Hay Lake, South Algonquin, view of hills where industrial wind turbines were proposed. Photo: Phil Morlock
August 26, 2025
The Mayor of South Algonquin Township announced today that SWEB, a subsidiary of Austrian renewables developer WEB, has withdrawn its proposal for an industrial wind turbine project.
The company was going to submit a proposal for 14 large turbines, on hills adjacent to Hay Lake, in an area next to the east gate of national Historic site Algonquin Park. The proposal would have been submitted to the IESO, in response to its current Request For Proposals.
The company held its mandatory single public meeting exactly one week ago, but the event—and the project—was not widely communicated. A resident tells us only 10 people were in attendance. The only map ever published was from a citizen attending, who took a photo of a storyboard.
As news of the proposal spread, opposition rose, and quickly.
Emails were sent to the Mayor and Council, from people not only in the Township but from people throughout Ontario who revere the wilderness of the Algonquin Park. The Park is Ontario’s oldest, and enjoys numerous protections…though not, apparently, from wind turbines.
The IESO has no rules for setbacks or limitations on industrial power projects near such as historic wilderness sites.

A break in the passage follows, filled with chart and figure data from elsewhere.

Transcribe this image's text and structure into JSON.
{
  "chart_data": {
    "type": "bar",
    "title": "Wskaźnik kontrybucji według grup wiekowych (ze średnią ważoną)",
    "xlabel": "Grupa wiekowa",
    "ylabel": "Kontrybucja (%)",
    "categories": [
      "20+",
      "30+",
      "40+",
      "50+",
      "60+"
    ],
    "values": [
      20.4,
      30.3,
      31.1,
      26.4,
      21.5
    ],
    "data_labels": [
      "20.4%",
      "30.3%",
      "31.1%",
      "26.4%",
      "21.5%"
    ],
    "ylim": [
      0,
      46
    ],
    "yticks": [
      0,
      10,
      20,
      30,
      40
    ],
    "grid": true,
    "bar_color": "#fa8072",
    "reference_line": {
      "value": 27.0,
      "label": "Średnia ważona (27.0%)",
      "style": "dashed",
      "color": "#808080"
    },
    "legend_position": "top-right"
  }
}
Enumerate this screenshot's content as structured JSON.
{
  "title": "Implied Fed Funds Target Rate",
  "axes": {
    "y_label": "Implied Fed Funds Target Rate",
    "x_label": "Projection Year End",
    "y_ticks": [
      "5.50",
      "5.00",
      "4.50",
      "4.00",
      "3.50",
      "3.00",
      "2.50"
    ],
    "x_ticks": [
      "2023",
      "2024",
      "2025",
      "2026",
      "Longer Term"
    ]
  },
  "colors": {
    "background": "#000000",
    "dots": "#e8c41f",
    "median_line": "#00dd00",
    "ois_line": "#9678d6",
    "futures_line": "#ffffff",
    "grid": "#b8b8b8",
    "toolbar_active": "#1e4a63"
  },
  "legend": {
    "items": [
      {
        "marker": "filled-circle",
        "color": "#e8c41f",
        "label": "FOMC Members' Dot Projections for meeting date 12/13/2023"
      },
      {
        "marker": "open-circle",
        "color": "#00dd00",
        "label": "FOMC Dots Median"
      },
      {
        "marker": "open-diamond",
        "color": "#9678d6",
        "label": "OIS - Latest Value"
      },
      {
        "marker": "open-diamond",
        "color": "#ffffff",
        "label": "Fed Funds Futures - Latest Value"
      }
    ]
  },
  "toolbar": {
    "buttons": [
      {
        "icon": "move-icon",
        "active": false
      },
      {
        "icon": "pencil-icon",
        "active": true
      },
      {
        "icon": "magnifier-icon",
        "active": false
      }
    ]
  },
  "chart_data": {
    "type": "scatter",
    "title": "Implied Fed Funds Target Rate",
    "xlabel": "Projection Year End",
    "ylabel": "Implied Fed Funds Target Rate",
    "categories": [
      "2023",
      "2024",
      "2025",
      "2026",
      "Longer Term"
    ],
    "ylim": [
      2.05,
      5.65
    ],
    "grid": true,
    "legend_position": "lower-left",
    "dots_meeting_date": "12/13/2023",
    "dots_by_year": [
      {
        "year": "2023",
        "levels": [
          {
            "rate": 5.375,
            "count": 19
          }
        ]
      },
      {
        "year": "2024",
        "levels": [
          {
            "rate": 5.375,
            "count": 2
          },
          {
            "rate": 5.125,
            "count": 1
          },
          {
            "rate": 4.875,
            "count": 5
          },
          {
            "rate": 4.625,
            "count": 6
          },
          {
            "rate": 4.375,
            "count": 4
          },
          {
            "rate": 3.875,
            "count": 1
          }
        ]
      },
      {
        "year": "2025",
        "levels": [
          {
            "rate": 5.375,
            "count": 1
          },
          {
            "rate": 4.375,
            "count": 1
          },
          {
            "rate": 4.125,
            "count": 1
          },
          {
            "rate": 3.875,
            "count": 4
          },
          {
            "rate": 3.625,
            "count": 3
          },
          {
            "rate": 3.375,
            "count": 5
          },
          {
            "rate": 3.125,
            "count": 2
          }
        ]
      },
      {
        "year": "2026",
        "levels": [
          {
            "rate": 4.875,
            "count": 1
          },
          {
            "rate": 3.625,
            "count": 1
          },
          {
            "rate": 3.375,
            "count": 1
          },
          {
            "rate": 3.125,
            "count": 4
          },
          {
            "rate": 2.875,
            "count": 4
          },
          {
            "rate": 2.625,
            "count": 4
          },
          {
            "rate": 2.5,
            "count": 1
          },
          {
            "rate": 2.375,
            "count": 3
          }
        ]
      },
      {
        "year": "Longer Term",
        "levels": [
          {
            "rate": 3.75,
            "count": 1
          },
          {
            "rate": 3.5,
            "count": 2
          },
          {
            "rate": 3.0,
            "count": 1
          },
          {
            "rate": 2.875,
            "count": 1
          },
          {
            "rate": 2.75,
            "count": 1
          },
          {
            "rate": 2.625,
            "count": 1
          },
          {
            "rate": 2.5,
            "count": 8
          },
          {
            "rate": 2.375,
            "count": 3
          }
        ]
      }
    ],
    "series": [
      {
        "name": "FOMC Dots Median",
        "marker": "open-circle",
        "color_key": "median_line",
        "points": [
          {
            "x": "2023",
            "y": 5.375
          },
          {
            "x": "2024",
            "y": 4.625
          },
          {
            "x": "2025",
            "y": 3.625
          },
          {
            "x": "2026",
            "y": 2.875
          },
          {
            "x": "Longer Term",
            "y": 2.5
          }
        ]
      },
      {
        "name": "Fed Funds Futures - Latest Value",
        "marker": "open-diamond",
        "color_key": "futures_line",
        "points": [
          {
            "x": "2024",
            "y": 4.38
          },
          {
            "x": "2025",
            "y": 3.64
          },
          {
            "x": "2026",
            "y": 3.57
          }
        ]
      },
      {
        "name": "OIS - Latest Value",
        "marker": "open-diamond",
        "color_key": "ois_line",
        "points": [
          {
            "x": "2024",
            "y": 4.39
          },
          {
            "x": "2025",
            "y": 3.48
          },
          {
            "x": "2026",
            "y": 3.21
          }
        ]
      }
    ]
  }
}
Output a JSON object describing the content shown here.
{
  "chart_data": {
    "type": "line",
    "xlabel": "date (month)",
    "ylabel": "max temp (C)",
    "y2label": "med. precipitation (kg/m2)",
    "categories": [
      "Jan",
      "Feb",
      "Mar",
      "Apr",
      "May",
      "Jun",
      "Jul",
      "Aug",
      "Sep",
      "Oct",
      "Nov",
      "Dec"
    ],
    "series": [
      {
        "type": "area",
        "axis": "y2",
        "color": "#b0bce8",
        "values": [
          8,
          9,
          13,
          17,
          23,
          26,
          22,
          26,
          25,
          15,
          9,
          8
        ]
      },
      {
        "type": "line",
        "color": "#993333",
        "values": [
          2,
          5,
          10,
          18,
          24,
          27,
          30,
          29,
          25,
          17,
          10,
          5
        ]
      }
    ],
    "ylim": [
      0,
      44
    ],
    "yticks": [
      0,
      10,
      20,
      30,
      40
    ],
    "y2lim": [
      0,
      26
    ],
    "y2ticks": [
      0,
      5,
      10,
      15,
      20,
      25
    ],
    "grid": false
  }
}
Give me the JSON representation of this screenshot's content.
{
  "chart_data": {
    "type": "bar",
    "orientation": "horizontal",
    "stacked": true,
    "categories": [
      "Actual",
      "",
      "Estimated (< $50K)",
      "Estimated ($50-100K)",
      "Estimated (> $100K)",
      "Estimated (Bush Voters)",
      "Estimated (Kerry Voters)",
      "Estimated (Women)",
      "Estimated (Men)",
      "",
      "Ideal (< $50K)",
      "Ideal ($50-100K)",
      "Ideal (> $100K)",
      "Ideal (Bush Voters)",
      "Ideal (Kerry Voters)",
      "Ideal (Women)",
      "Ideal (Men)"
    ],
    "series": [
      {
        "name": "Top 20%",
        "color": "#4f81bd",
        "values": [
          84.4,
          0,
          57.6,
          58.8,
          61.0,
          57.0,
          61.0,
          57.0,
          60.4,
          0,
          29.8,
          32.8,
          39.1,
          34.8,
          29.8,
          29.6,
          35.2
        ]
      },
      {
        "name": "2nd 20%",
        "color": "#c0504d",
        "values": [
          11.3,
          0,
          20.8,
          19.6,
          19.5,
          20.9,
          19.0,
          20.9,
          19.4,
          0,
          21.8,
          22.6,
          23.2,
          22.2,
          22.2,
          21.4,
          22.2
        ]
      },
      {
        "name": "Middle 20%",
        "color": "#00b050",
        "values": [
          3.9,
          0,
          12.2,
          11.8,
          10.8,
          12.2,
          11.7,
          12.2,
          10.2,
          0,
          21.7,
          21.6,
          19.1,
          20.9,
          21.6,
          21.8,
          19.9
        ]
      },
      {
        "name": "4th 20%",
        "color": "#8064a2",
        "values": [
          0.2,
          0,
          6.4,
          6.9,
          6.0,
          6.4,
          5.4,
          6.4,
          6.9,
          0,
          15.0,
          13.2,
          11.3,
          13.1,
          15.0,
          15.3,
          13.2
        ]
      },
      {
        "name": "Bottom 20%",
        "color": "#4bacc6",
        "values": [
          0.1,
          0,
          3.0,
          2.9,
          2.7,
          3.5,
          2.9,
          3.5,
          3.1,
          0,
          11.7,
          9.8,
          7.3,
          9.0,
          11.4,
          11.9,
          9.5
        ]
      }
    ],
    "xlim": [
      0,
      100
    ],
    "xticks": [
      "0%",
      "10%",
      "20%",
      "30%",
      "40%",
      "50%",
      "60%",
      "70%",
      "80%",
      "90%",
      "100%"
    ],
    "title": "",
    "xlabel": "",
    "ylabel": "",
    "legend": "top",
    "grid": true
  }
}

“That proposal just made no sense,” says Wind Concerns Ontario president Jane Wilson. “We have been fighting power projects that will use up valuable productive farmland, or that pose a risk to wildlife, aquifers and people, but to propose an industrial power site next to a wilderness preserve claiming it’s ‘clean energy’? That’s just nuts. Where are the so-called environmentalists now?”
Wilson added that the power developer may not have known what Algonquin Park was, so the decision to withdraw was a responsible corporate move.
South Algonquin Township has been an Unwilling Host to wind power projects since passing a motion at Council in September 2013.
As Canada claims it is re-asserting itself in the world post-Trump administration, and vowing to strengthen existing resources and industries, it made little sense to devastate tourism. “Algonquin Park is known around the world and attracts visitors from everywhere,” says Phil Morlock, Hay Lake resident and business owner, as well as a wildlife specialist.
“Nobody comes to see turbines,” he says.